In his book “Blink,” Malcolm Gladwell writes about “Sensation Transference.” He describes what a beer manufacturer realized when they tried to figure out why their competitor’s beer was always doing better in the market, in spite of their beer being of good quality, having good advertisements, and having been priced competively. After a series of marketing experiments, they are convinced that beer drinkers liked the taste of their beer but the “packaging” — the bottle, the label, etc. — of their competitor. By redesigning their bottle and putting on a new label, they come back strongly and gain a significant market share.

Another example Gladwell talks about is how 7-Up drinkers complained that the drink had become too “lemony” when the 7-Up company merely added some more “yellow” to the color of the can, with no changes to the drink whatsoever!

The idea of sensation transference is that when you look at a product, you form an opinion. And that opinion affects how you perceive the product when you use it. In the case of beer and other drinks, it is the color of the can, or the shape of the bottle, the label, etc.

When I was reading this, I remembered my own thoughts about how things are packaged to influence your choice when you see them on the shelf in a store.
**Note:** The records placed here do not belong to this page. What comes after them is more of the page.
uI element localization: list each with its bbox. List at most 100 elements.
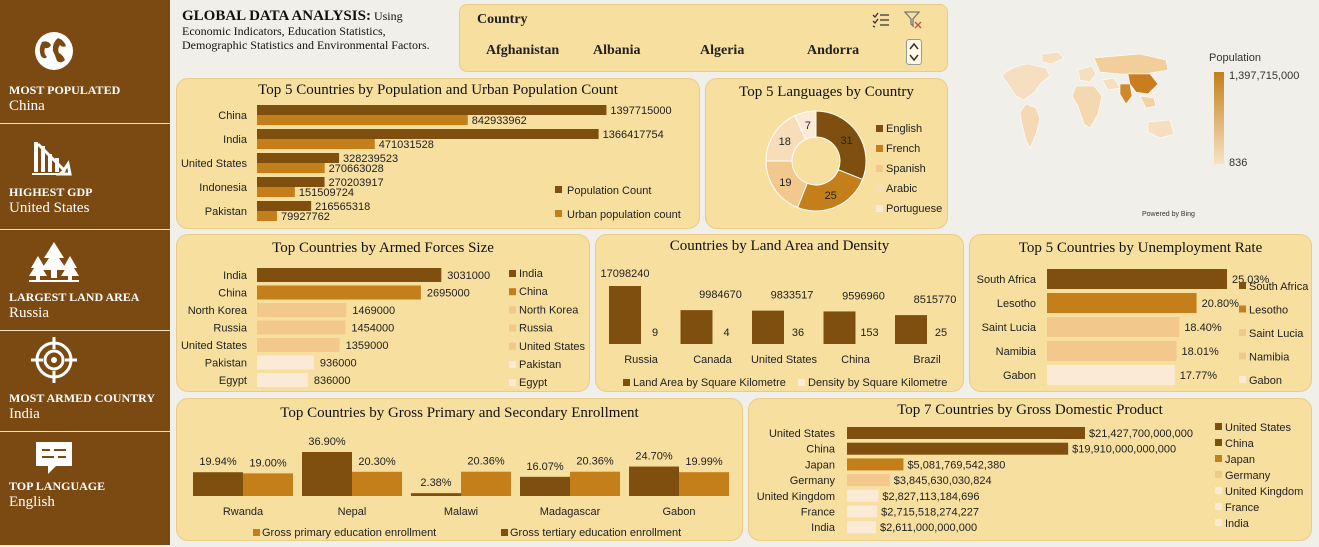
category-label: China [218,288,248,300]
map-legend-max: 1,397,715,000 [1229,70,1300,82]
legend-label: United States [1225,422,1292,434]
category-label: India [223,270,248,282]
clear-filter-icon[interactable] [904,11,922,29]
data-label: 17098240 [601,268,650,280]
bar-chart-icon [32,142,72,176]
category-label: China [841,354,871,366]
legend-label: North Korea [519,304,579,316]
data-label: 153 [860,327,878,339]
data-label: 270203917 [329,177,384,189]
legend-swatch [509,342,516,350]
category-label: Gabon [1003,370,1036,382]
legend-swatch [509,361,516,368]
legend-swatch [1239,282,1246,289]
globe-icon [35,32,73,70]
country-slicer[interactable]: Country Afghanistan Albania Algeria Ando… [459,4,948,72]
bar-urban [257,187,295,197]
bar-population [257,153,340,163]
legend-label: Density by Square Kilometre [808,377,947,389]
legend-swatch [1215,423,1222,430]
data-label: 18.01% [1182,346,1220,358]
bar [257,285,421,300]
data-label: 216565318 [315,201,370,213]
legend-swatch [1239,352,1246,360]
data-label: 1469000 [352,305,395,317]
bar [352,471,402,496]
legend-label: Gross tertiary education enrollment [510,527,681,539]
kpi-most-populated: MOST POPULATED China [0,0,170,124]
bar [1047,341,1177,361]
legend-swatch [509,324,516,332]
slicer-item-afghanistan[interactable]: Afghanistan [486,43,560,58]
chart-title: Top Countries by Armed Forces Size [272,240,494,256]
kpi-label: HIGHEST GDP [9,185,93,199]
legend-label: Urban population count [567,209,681,221]
data-label: 20.30% [358,456,396,468]
legend-label: Spanish [886,163,926,175]
legend-label: Portuguese [886,203,942,215]
data-label: 8515770 [914,294,957,306]
data-label: 1454000 [351,323,394,335]
legend-label: Population Count [567,185,651,197]
bar [461,471,511,496]
legend-label: Pakistan [519,359,561,371]
slicer-item-albania[interactable]: Albania [593,43,641,58]
data-label: 9833517 [771,290,814,302]
slicer-item-algeria[interactable]: Algeria [700,43,745,58]
legend-swatch [1215,519,1222,526]
legend-swatch [1215,471,1222,478]
slicer-item-andorra[interactable]: Andorra [807,43,860,58]
category-label: Pakistan [205,206,247,218]
chart-title: Top 5 Languages by Country [739,84,914,100]
legend-label: France [1225,502,1259,514]
chevron-icon[interactable] [909,42,919,62]
legend-label: United States [519,341,586,353]
legend-label: China [519,286,549,298]
data-label: 20.80% [1202,298,1240,310]
kpi-top-language: TOP LANGUAGE English [0,432,170,545]
category-label: Indonesia [199,182,248,194]
kpi-value: China [9,98,45,114]
map-legend-title: Population [1209,52,1261,64]
data-label: 9984670 [699,289,742,301]
bar-population [257,177,325,187]
kpi-value: English [9,494,55,510]
category-label: United States [181,340,248,352]
data-label: 836000 [314,375,351,387]
data-label: $19,910,000,000,000 [1072,444,1176,456]
data-label: 471031528 [379,139,434,151]
data-label: 31 [840,135,852,147]
category-label: Russia [213,323,248,335]
bar [1047,317,1180,337]
data-label: 19.99% [685,456,723,468]
legend-swatch [876,125,883,132]
data-label: 20.36% [467,456,505,468]
legend-label: South Africa [1249,281,1309,293]
bar-urban [257,139,375,149]
legend-label: India [1225,518,1250,530]
bing-credit: Powered by Bing [1142,211,1195,218]
kpi-label: LARGEST LAND AREA [9,290,140,304]
data-label: 1397715000 [610,105,671,117]
legend-swatch [509,379,516,387]
legend-label: Land Area by Square Kilometre [633,377,786,389]
data-label: $5,081,769,542,380 [907,459,1005,471]
population-map[interactable] [980,44,1206,180]
bar [257,268,442,282]
unemployment-chart: Top 5 Countries by Unemployment Rate Sout… [969,234,1312,392]
data-label: $2,715,518,274,227 [881,507,979,519]
category-label: United Kingdom [757,491,835,503]
kpi-most-armed-country: MOST ARMED COUNTRY India [0,331,170,432]
legend-swatch [1239,305,1246,313]
slicer-scroll[interactable] [906,39,922,65]
legend-swatch [798,379,805,386]
multi-select-icon[interactable] [872,12,890,28]
legend-swatch [876,185,883,192]
category-label: Madagascar [540,506,601,518]
legend-label: Namibia [1249,352,1290,364]
data-label: 328239523 [343,153,398,165]
category-label: Nepal [338,506,367,518]
pie-slice [794,110,817,140]
bar [570,471,620,496]
bar-land-area [823,311,856,344]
Have you ever wondered why some of the software you buy — Turbo Tax, Norton AntiVirus, and stuff like that — comes in such big boxes? Most of the software these days comes on a single CD, with a small booklet, and a product registration card. But the box in which these are packaged is typically about 20 times or so bigger in volume. It should definitely cost more to tranport, store and display bigger boxes. So why are these software boxes so much bigger than they need to be?

My theory is that bigger boxes make you “feel” that you are buying something more substantial with you money. Carrying a box of Turbo Tax after paying $50 or so feels more satisfying than holding on to a CD in a jacket. It makes you feel that you bought something worth your money.